インドネシアは暗号資産の取引において、世界を牽引する国のひとつである。国内での取引の広がりは、新たに暗号資産取引が課税対象となることからも見て取れる。
アメリカの暗号資産取引所ジェミニが、20ヵ国約3万人を対象に、2021年11月から2022年2月にかけて実施した調査では、アメリカ、ラテンアメリカ、アジア太平洋における暗号資産所有者のほぼ半数が、2021年に初めて暗号資産を購入したことがわかった。2021年が暗号資産の大ヒットの年だったことを示している。
特に、過去にインフレによる通貨切り下げを経験した国々で取引が促進される傾向にある。

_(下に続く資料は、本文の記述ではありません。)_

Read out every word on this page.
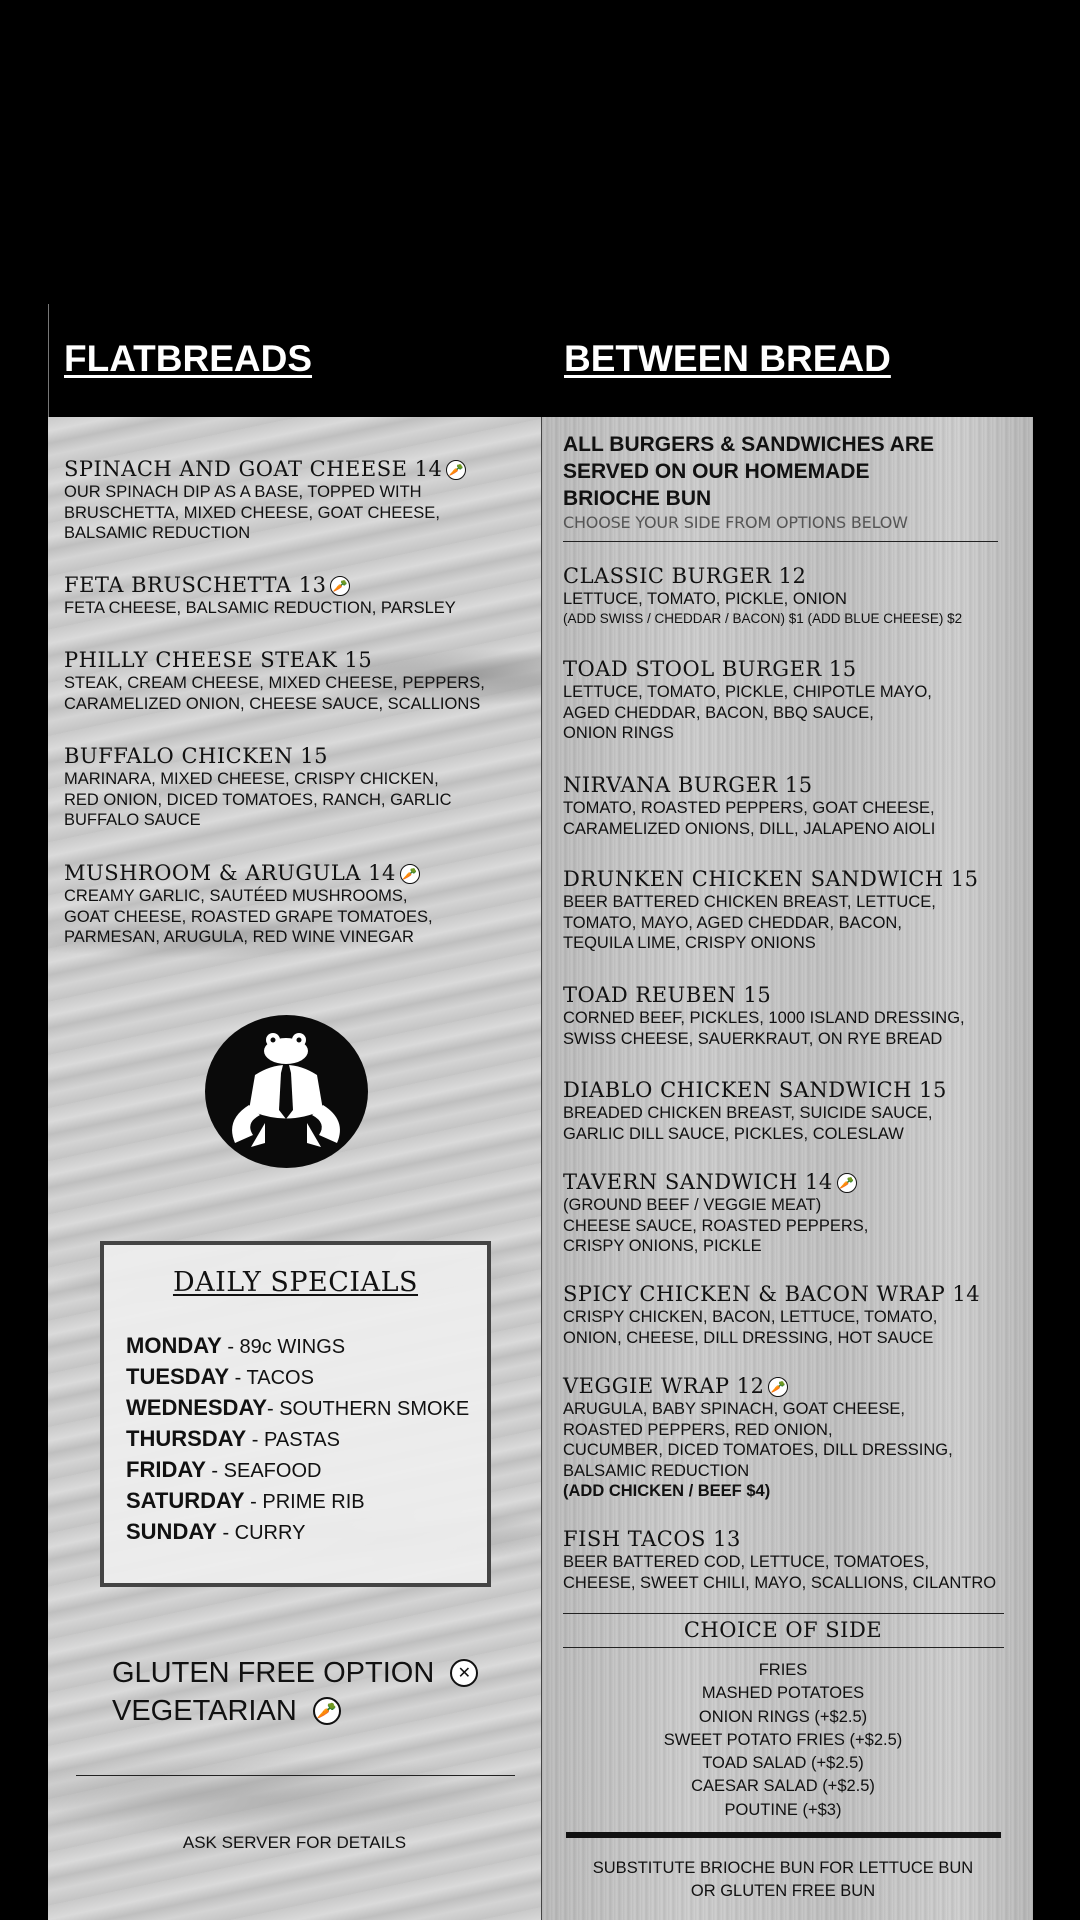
FLATBREADS	BETWEEN BREAD
SPINACH AND GOAT CHEESE 14 🥕
OUR SPINACH DIP AS A BASE, TOPPED WITH
BRUSCHETTA, MIXED CHEESE, GOAT CHEESE,
BALSAMIC REDUCTION
FETA BRUSCHETTA 13 🥕
FETA CHEESE, BALSAMIC REDUCTION, PARSLEY
PHILLY CHEESE STEAK 15
STEAK, CREAM CHEESE, MIXED CHEESE, PEPPERS,
CARAMELIZED ONION, CHEESE SAUCE, SCALLIONS
BUFFALO CHICKEN 15
MARINARA, MIXED CHEESE, CRISPY CHICKEN,
RED ONION, DICED TOMATOES, RANCH, GARLIC
BUFFALO SAUCE
MUSHROOM & ARUGULA 14 🥕
CREAMY GARLIC, SAUTÉED MUSHROOMS,
GOAT CHEESE, ROASTED GRAPE TOMATOES,
PARMESAN, ARUGULA, RED WINE VINEGAR
DAILY SPECIALS
MONDAY - 89c WINGS
TUESDAY - TACOS
WEDNESDAY- SOUTHERN SMOKE
THURSDAY - PASTAS
FRIDAY - SEAFOOD
SATURDAY - PRIME RIB
SUNDAY - CURRY
GLUTEN FREE OPTION ✕
VEGETARIAN 🥕
ASK SERVER FOR DETAILS
ALL BURGERS & SANDWICHES ARE
SERVED ON OUR HOMEMADE
BRIOCHE BUN
CHOOSE YOUR SIDE FROM OPTIONS BELOW
CLASSIC BURGER 12
LETTUCE, TOMATO, PICKLE, ONION
(ADD SWISS / CHEDDAR / BACON) $1 (ADD BLUE CHEESE) $2
TOAD STOOL BURGER 15
LETTUCE, TOMATO, PICKLE, CHIPOTLE MAYO,
AGED CHEDDAR, BACON, BBQ SAUCE,
ONION RINGS
NIRVANA BURGER 15
TOMATO, ROASTED PEPPERS, GOAT CHEESE,
CARAMELIZED ONIONS, DILL, JALAPENO AIOLI
DRUNKEN CHICKEN SANDWICH 15
BEER BATTERED CHICKEN BREAST, LETTUCE,
TOMATO, MAYO, AGED CHEDDAR, BACON,
TEQUILA LIME, CRISPY ONIONS
TOAD REUBEN 15
CORNED BEEF, PICKLES, 1000 ISLAND DRESSING,
SWISS CHEESE, SAUERKRAUT, ON RYE BREAD
DIABLO CHICKEN SANDWICH 15
BREADED CHICKEN BREAST, SUICIDE SAUCE,
GARLIC DILL SAUCE, PICKLES, COLESLAW
TAVERN SANDWICH 14 🥕
(GROUND BEEF / VEGGIE MEAT)
CHEESE SAUCE, ROASTED PEPPERS,
CRISPY ONIONS, PICKLE
SPICY CHICKEN & BACON WRAP 14
CRISPY CHICKEN, BACON, LETTUCE, TOMATO,
ONION, CHEESE, DILL DRESSING, HOT SAUCE
VEGGIE WRAP 12 🥕
ARUGULA, BABY SPINACH, GOAT CHEESE,
ROASTED PEPPERS, RED ONION,
CUCUMBER, DICED TOMATOES, DILL DRESSING,
BALSAMIC REDUCTION
(ADD CHICKEN / BEEF $4)
FISH TACOS 13
BEER BATTERED COD, LETTUCE, TOMATOES,
CHEESE, SWEET CHILI, MAYO, SCALLIONS, CILANTRO
CHOICE OF SIDE
FRIES
MASHED POTATOES
ONION RINGS (+$2.5)
SWEET POTATO FRIES (+$2.5)
TOAD SALAD (+$2.5)
CAESAR SALAD (+$2.5)
POUTINE (+$3)
SUBSTITUTE BRIOCHE BUN FOR LETTUCE BUN
OR GLUTEN FREE BUN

インドネシアとブラジルは暗号資産の取引で世界をリードしており、これらの国では調査対象の41%が暗号資産を保有していた一方で、アメリカでは20%、ヨーロッパでは17%に留まった。また、インドネシアとインドでは、インフレの防衛策として暗号資産を購入する可能性があると回答したのが64%であったのに対し、アメリカは16%、ヨーロッパでは15%と5分の1程度であった。
インドネシア国内では、暗号資産が広く取引されている商品になっていることを示すように、5月1日から暗号資産取引に対し税金が課されることになった。
暗号資産取引に対する税金は、付加価値税(VATまたはPPN)と所得税(PPh)の2種類。税務規定調和法(HPP)「2021年第7号」の細則として、暗号資産取引に関する財務相規定「2022年第68号」によって定められた。
暗号資産を無形課税対象商品とみなし、付加価値税(税率1%)は買い手、所得税(税率0.1%)は売り手に課される。徴収は暗号資産取引の電子システム運営側が担う。付加価値税については4月1日から従来の10%から11%に引き上げられたが、暗号資産の税率は低く設定された。